Recensé : Anne Castaing, Lise Guilhamon, Laetitia Zecchini (dir.), La Modernité littéraire indienne. Perspectives postcoloniales, Rennes, Presses universitaires de Rennes, 2009.
Depuis ses balbutiements il y a trente ans, la pensée postcoloniale est devenue l’objet de critiques nombreuses, parfois légitimes, portant notamment sur sa portée désormais hégémonique. Selon ses détracteurs, la critique postcoloniale serait devenue une pensée unique visant à valoriser l’hybride, la dislocation, la migration et le relativisme. Certes, elle a souvent été galvaudée et instrumentalisée de manière à soutenir des causes suspectes : éliminer par exemple les spécificités régionales, passer sous silence les problématiques qui ne correspondraient pas à une dialectique de choc des civilisations (Orient contre Occident), ou ériger des canons littéraires douteux, pour la seule raison que les textes véhiculent des messages politiques de résistance à l’hégémonie européenne. Mais ce serait faire fausse route que de voir la pensée postcoloniale comme monolithique et figée : c’est le parti pris de La Modernité littéraire indienne, ouvrage collectif d’Anne Castaing, Lise Guilhamon et Laetitia Zecchini, qui revendiquent l’outil critique postcolonial et le mettent en pratique pour montrer sa formidable puissance de problématisation [1].

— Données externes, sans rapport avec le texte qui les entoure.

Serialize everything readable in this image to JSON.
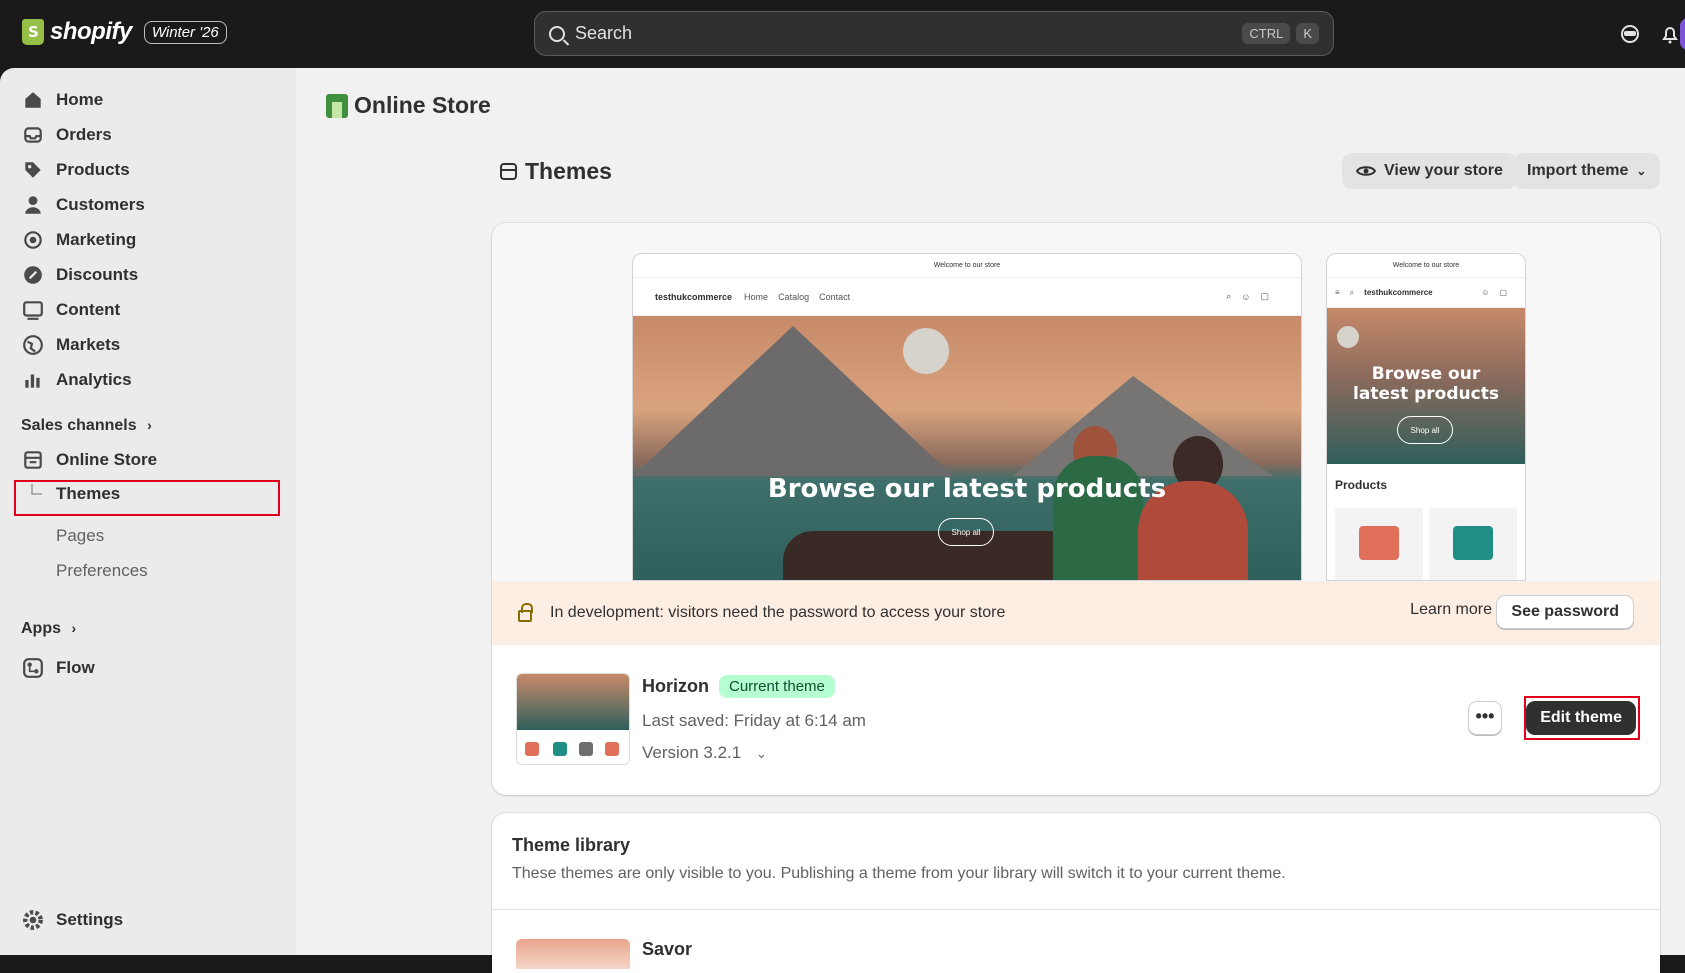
{
  "topbar": {
    "brand": "shopify",
    "edition": "Winter '26",
    "search_placeholder": "Search",
    "shortcut_keys": [
      "CTRL",
      "K"
    ]
  },
  "sidebar": {
    "items": [
      {
        "label": "Home",
        "icon": "home-icon"
      },
      {
        "label": "Orders",
        "icon": "inbox-icon"
      },
      {
        "label": "Products",
        "icon": "tag-icon"
      },
      {
        "label": "Customers",
        "icon": "person-icon"
      },
      {
        "label": "Marketing",
        "icon": "target-icon"
      },
      {
        "label": "Discounts",
        "icon": "discount-icon"
      },
      {
        "label": "Content",
        "icon": "image-icon"
      },
      {
        "label": "Markets",
        "icon": "globe-icon"
      },
      {
        "label": "Analytics",
        "icon": "bar-chart-icon"
      }
    ],
    "sales_channels_label": "Sales channels",
    "online_store_label": "Online Store",
    "sub_items": [
      "Themes",
      "Pages",
      "Preferences"
    ],
    "apps_label": "Apps",
    "flow_label": "Flow",
    "settings_label": "Settings"
  },
  "main": {
    "page_title": "Online Store",
    "section_title": "Themes",
    "view_store_label": "View your store",
    "import_theme_label": "Import theme",
    "preview": {
      "announcement": "Welcome to our store",
      "store_name": "testhukcommerce",
      "nav_links": [
        "Home",
        "Catalog",
        "Contact"
      ],
      "hero_title": "Browse our latest products",
      "mobile_hero_title": "Browse our latest products",
      "shop_all": "Shop all",
      "products_heading": "Products"
    },
    "dev_banner": {
      "text": "In development: visitors need the password to access your store",
      "learn_more": "Learn more",
      "see_password": "See password"
    },
    "current_theme": {
      "name": "Horizon",
      "badge": "Current theme",
      "last_saved": "Last saved: Friday at 6:14 am",
      "version": "Version 3.2.1",
      "more_label": "•••",
      "edit_label": "Edit theme"
    },
    "library": {
      "title": "Theme library",
      "description": "These themes are only visible to you. Publishing a theme from your library will switch it to your current theme.",
      "first_theme": "Savor"
    }
  },
  "colors": {
    "topbar": "#1a1a1a",
    "highlight": "#e0001b",
    "badge_bg": "#b4fed2",
    "banner_bg": "#fdeee3"
  }
}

Ce positionnement théorique permet de faire la lumière sur un sujet étranger, la littérature indienne, dans le contexte intellectuel français et francophone. Car si la pensée postcoloniale est devenue centrale dans les débats anglo-saxons, il n’en est rien en France, où, semble-t-il, les pionniers du mouvement (Césaire, Fanon, Glissant) n’ont pas laissé d’héritage digne de ce nom. En témoignent les récents ouvrages [2] qui contestent avec véhémence la méthode postcoloniale, alors que les études littéraires et les sciences sociales en France lui ont tourné le dos dans les années 1990 et 2000 (c’est avec plusieurs dizaines d’années de retard que les grands textes théoriques commencent à être traduits en français [3]). En l’absence d’un « tournant postcolonial » en France (qui pose également un problème politique majeur, si l’on en croit les débats récents), ce texte propose donc de combler un manque en diffusant une production littéraire et une pensée critique dans toute sa diversité, en français.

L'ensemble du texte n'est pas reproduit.